Well, you would be able to easily guess — and Jane actually did — Nos. 1, 2 and 3. In the ’70s they were reading, writing and arithmetic. Those were the best predictors for career and financial success later in life. Reading, writing and arithmetic in 2014 placed No. 10, No. 11 and No. 13 on the list. They’re still on the list, but they’re way down on the list.
Here’s the interesting thing. No. 1 on the list was ability to work with a team. Teamwork — No. 1 predictor for success. No. 2 predictor for success is creativity and problem-solving. No. 3 is interpersonal skills.

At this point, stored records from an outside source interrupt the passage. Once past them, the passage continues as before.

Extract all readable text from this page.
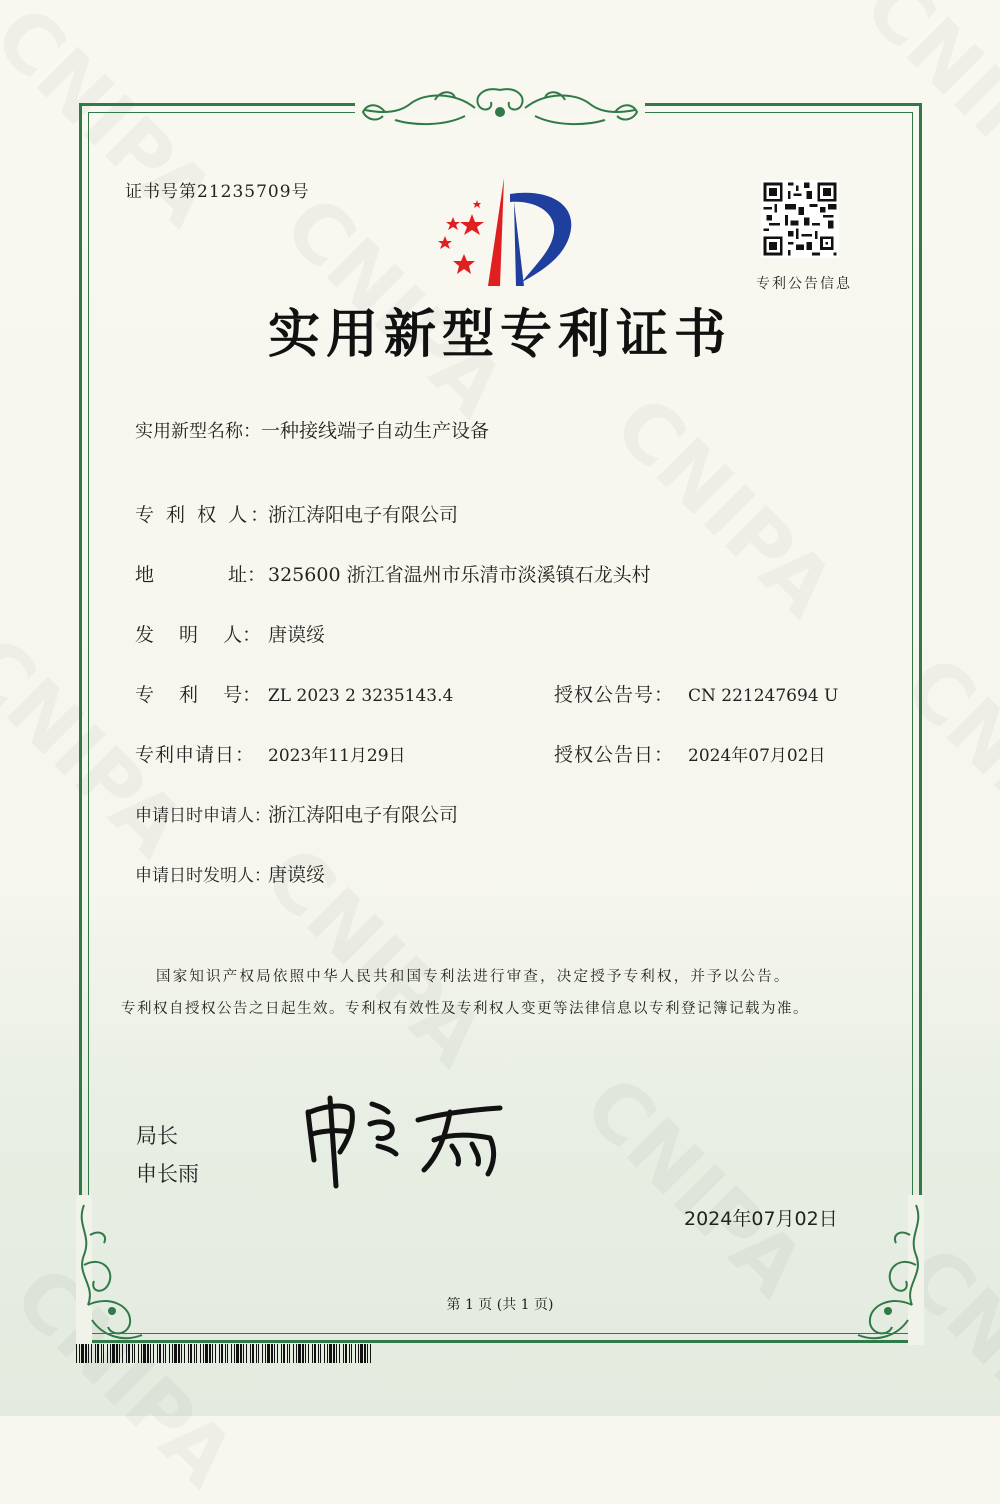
证书号第21235709号
专利公告信息
实用新型专利证书
实用新型名称：一种接线端子自动生产设备
专 利 权 人：浙江涛阳电子有限公司
地	址： 325600 浙江省温州市乐清市淡溪镇石龙头村
发　 明　 人： 唐谟绥
专　 利　 号： ZL 2023 2 3235143.4	授权公告号： CN 221247694 U
专利申请日： 2023年11月29日	授权公告日： 2024年07月02日
申请日时申请人：浙江涛阳电子有限公司
申请日时发明人：唐谟绥
国家知识产权局依照中华人民共和国专利法进行审查，决定授予专利权，并予以公告。
专利权自授权公告之日起生效。专利权有效性及专利权人变更等法律信息以专利登记簿记载为准。
局长
申长雨
2024年07月02日
第 1 页 (共 1 页)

These kids now are going to go into a workforce where every three years their career is going to change, on average. Things are happening. Half of the jobs that those kids are going to be taking don’t exist yet. That’s how quickly this marketplace and these career opportunities are changing.
To be adaptable, to be resilient, to have a high social IQ — these are the critical pieces. That’s reinforced now by an economic magazine. I think it’s also important to get the parents on board and understand this, because they’re driving the teachers to keep teaching reading, writing and arithmetic.
B. Adair: They have to be liberated from marks, grades and tasks as all things that are important. The connection is the important part for the whole person. The new curriculum that’s coming out and all the competencies — they talk about all these things, but there really is no how-to.
That’s why I’m so excited. This is the how-to. As I said, it is the most powerful how-to, we believe, for mental wellness and health. We’re looking for a champion.
J. Thornthwaite (Chair): Thank you very much for your presentation.
T. Ritchey: Thanks so much for your time. Thank you, committee. Thank you, Jane.
J. Thornthwaite (Chair): We’ll do our report probably in July, because we’ve lost some people here. So let’s put that over until July, if everybody’s okay with that.
Motion to adjourn?
The committee adjourned at 4:06 p.m.